Object Oriented Programming

  1. Name some of the characteristics of OOP languages

    • Abstraction
    • Encapsulation
    • Inheritance
    • Polymorphism
  2. What are the access modifiers you know? What does each one do?

    • public: modifier is widely-used on classes, variables, constructors and methods to grant access from any class and method anywhere.
    • private (by default) : variables, methods, constructors or inner classes are only visible to its' containing class and its' methods.
    • protected: can be used on variables, methods and constructors therefore allowing access only to subclasses and classes that are inside the same package as protected members' class.
  3. What is the difference between overriding and overloading a method in Java?

    • Overload (one method with different signature)
    • @Override
  4. Can an Interface extend another Interface?

    • An interface can extends multiple interfaces.
    • A single class can also implement multiple interface.
  5. What does the static word mean in Java?

    • static members belong to the class instead of a specific instance.
  6. Can a static method be overridden in Java?

    • Static methods cannot be overridden because they are not dispatched on the object instance at runtime.
  7. Can a constructor be inherited?

    • Constructors are not members of classes and only members are inherited.
  8. Which Design Patterns you are familiar with?

    • Creational patterns
      • Builder
      • Factory
      • Singleton
      • Monostate
      • Fluent Interface Pattern
    • Structural patterns
      • Adapter
      • Decorator
      • Facade
    • Behavioural patterns
      • Chain of responsibility
      • Iterator
      • Strategy
  9. Which design patterns are used in Android?

    • View Holder uses Singleton
    • Intent uses Factory
    • Broadcast Receiver uses Observer
    • View uses Composite
    • Media FrameWork uses Façade
    • Toast.makeText() uses Factory
  10. What is the difference between Composition and Inheritance?
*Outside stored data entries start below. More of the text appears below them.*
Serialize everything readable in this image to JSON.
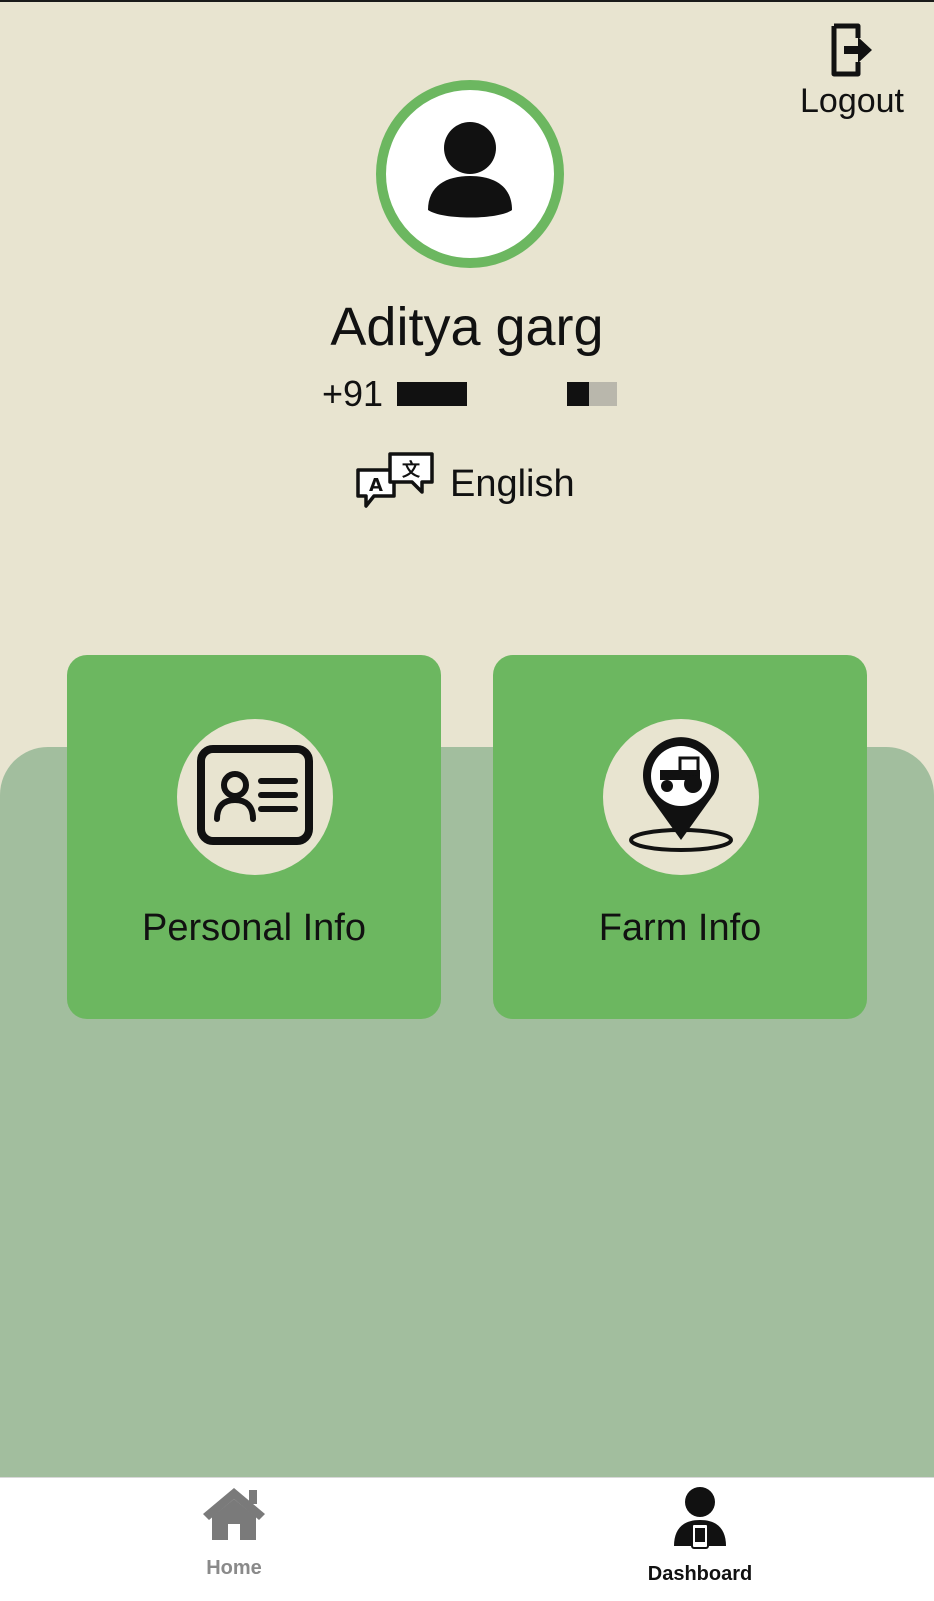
{
  "header": {
    "logout_label": "Logout",
    "logout_icon": "logout-icon"
  },
  "profile": {
    "avatar_icon": "user-icon",
    "name": "Aditya garg",
    "phone_prefix": "+91",
    "language_label": "English",
    "language_icon": "translate-icon"
  },
  "cards": {
    "personal_label": "Personal Info",
    "personal_icon": "id-card-icon",
    "farm_label": "Farm Info",
    "farm_icon": "tractor-location-icon"
  },
  "bottom_nav": {
    "home_label": "Home",
    "home_icon": "home-icon",
    "dashboard_label": "Dashboard",
    "dashboard_icon": "user-phone-icon",
    "active": "Dashboard"
  },
  "colors": {
    "background": "#e8e4d0",
    "accent_green": "#6cb760",
    "panel_green": "#a2be9e",
    "nav_background": "#ffffff"
  }
}
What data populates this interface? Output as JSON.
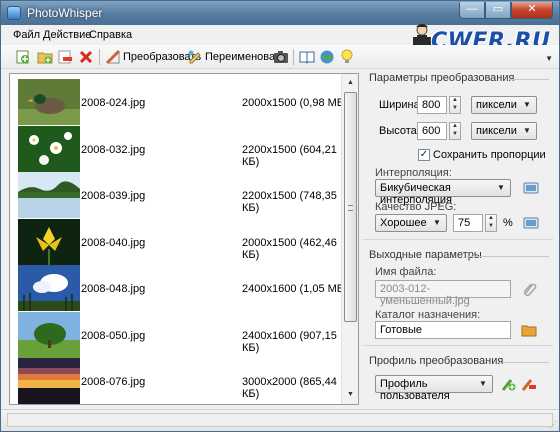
{
  "window": {
    "title": "PhotoWhisper"
  },
  "menu": {
    "file": "Файл",
    "action": "Действие",
    "help": "Справка"
  },
  "logo": {
    "text": "CWER.RU"
  },
  "toolbar": {
    "convert_label": "Преобразовать",
    "rename_label": "Переименовать",
    "icons": [
      "add-files-icon",
      "add-folder-icon",
      "remove-icon",
      "delete-icon",
      "convert-icon",
      "rename-icon",
      "camera-icon",
      "book-icon",
      "globe-icon",
      "bulb-icon"
    ]
  },
  "files": [
    {
      "name": "2008-024.jpg",
      "size": "2000x1500 (0,98 МБ)",
      "thumb": "duck"
    },
    {
      "name": "2008-032.jpg",
      "size": "2200x1500 (604,21 КБ)",
      "thumb": "flowers"
    },
    {
      "name": "2008-039.jpg",
      "size": "2200x1500 (748,35 КБ)",
      "thumb": "lake"
    },
    {
      "name": "2008-040.jpg",
      "size": "2000x1500 (462,46 КБ)",
      "thumb": "iris"
    },
    {
      "name": "2008-048.jpg",
      "size": "2400x1600 (1,05 МБ)",
      "thumb": "clouds"
    },
    {
      "name": "2008-050.jpg",
      "size": "2400x1600 (907,15 КБ)",
      "thumb": "tree"
    },
    {
      "name": "2008-076.jpg",
      "size": "3000x2000 (865,44 КБ)",
      "thumb": "sunset"
    }
  ],
  "conversion": {
    "heading": "Параметры преобразования",
    "width_label": "Ширина:",
    "width_value": "800",
    "height_label": "Высота:",
    "height_value": "600",
    "unit_width": "пиксели",
    "unit_height": "пиксели",
    "keep_ratio_label": "Сохранить пропорции",
    "keep_ratio_checked": true,
    "interp_label": "Интерполяция:",
    "interp_value": "Бикубическая интерполяция",
    "quality_label": "Качество JPEG:",
    "quality_preset": "Хорошее",
    "quality_value": "75",
    "quality_unit": "%"
  },
  "output": {
    "heading": "Выходные параметры",
    "filename_label": "Имя файла:",
    "filename_value": "2003-012-уменьшенный.jpg",
    "folder_label": "Каталог назначения:",
    "folder_value": "Готовые"
  },
  "profile": {
    "heading": "Профиль преобразования",
    "value": "Профиль пользователя"
  },
  "colors": {
    "accent": "#1c4fa8",
    "titlebar": "#5a7fa4",
    "close": "#c4452a"
  }
}
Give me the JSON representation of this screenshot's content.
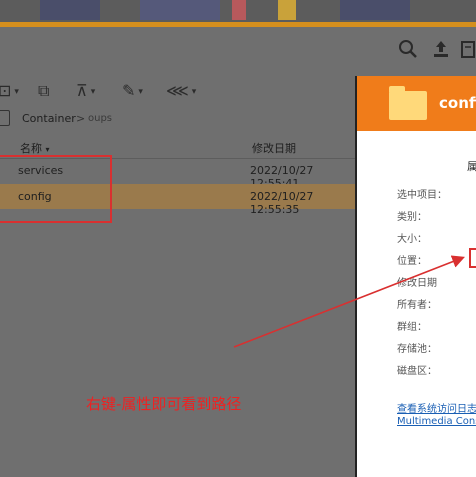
{
  "toolbar": {
    "icons": [
      "search-icon",
      "upload-icon",
      "export-icon"
    ],
    "actions": [
      "new-folder-icon",
      "copy-icon",
      "upload-arrow-icon",
      "tools-icon",
      "share-icon"
    ]
  },
  "breadcrumb": {
    "root": "Container",
    "separator": ">",
    "current": "oups"
  },
  "list": {
    "headers": {
      "name": "名称",
      "sort_indicator": "▾",
      "modified": "修改日期"
    },
    "rows": [
      {
        "name": "services",
        "modified": "2022/10/27 12:55:41"
      },
      {
        "name": "config",
        "modified": "2022/10/27 12:55:35"
      }
    ]
  },
  "properties_panel": {
    "title": "config",
    "section": "属",
    "fields": [
      "选中项目：",
      "类别：",
      "大小：",
      "位置：",
      "修改日期",
      "所有者：",
      "群组：",
      "存储池：",
      "磁盘区："
    ],
    "links": [
      "查看系统访问日志",
      "Multimedia Cons"
    ]
  },
  "annotation": "右键-属性即可看到路径",
  "colors": {
    "accent": "#f07c1a",
    "highlight_box": "#d93030",
    "selected_row": "#9a7a4c"
  }
}
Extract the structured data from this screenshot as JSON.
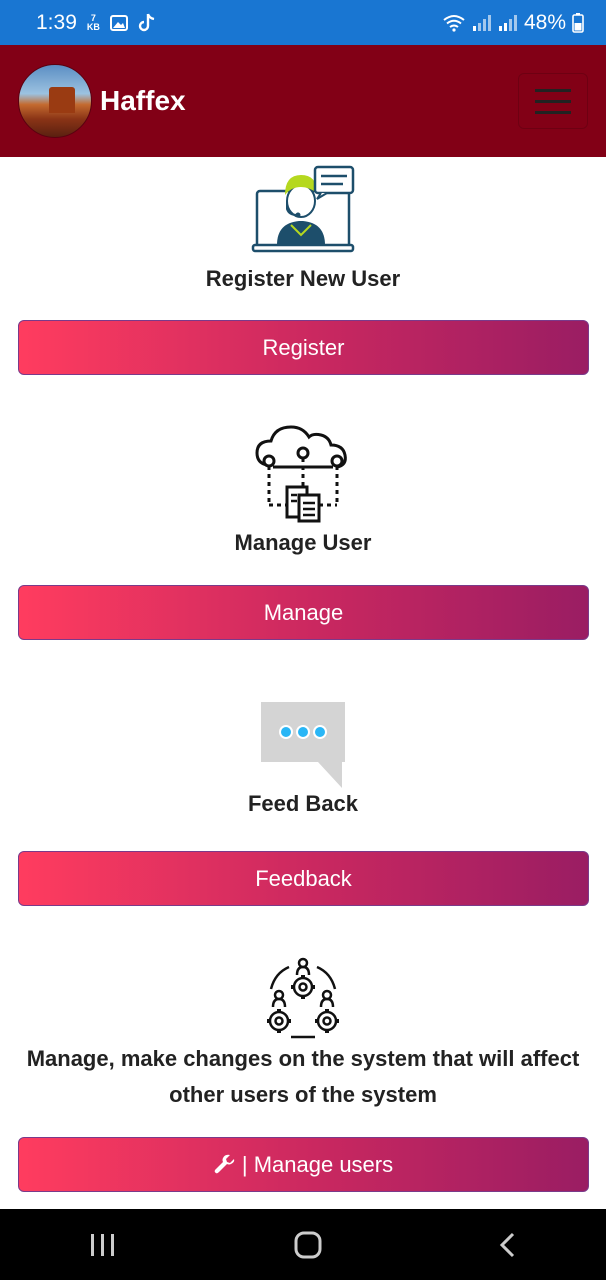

How we should decide which one to use?

  • Using is vs has rule (Cat is an Animal / Person has a Job)
  1. Do you know SOLID (object-oriented design)?

  • Single responsibility principle:
    • A class should have only a single responsibility (i.e. only one potential change in the software’s specification should be able to affect the specification of the class
    • a class should have only one single responsibility
    • One chef cannot run the whole restaurant
  • Open/closed principle:
    • A software module/class/method should be open for extension but closed for modification.
    • any software entity should be open for extension but closed for modification.
    • Trying new shoes doesn’t require you to saw your feet off.
  • Liskov substitution principle:
    • Objects in a program should be replaceable with instances of their subtypes without altering the correctness of that program
  • Interface segregation principle:
    • Clients should not be forced to depend upon the interfaces that they do not use.
    • many client-specific interfaces are better than one general-purpose interface.
  • Dependency inversion principle:
    • Program to an interface, not to an implementation.
    • The high-level module must not depend on the low-level module, but they should depend on abstractions. one should “Depend upon Abstractions. Do not depend upon concretions.
    • You wouldn’t wire a lamp directly to your house.
  1. Why we use the builder design pattern? How Kotlin improves this use case?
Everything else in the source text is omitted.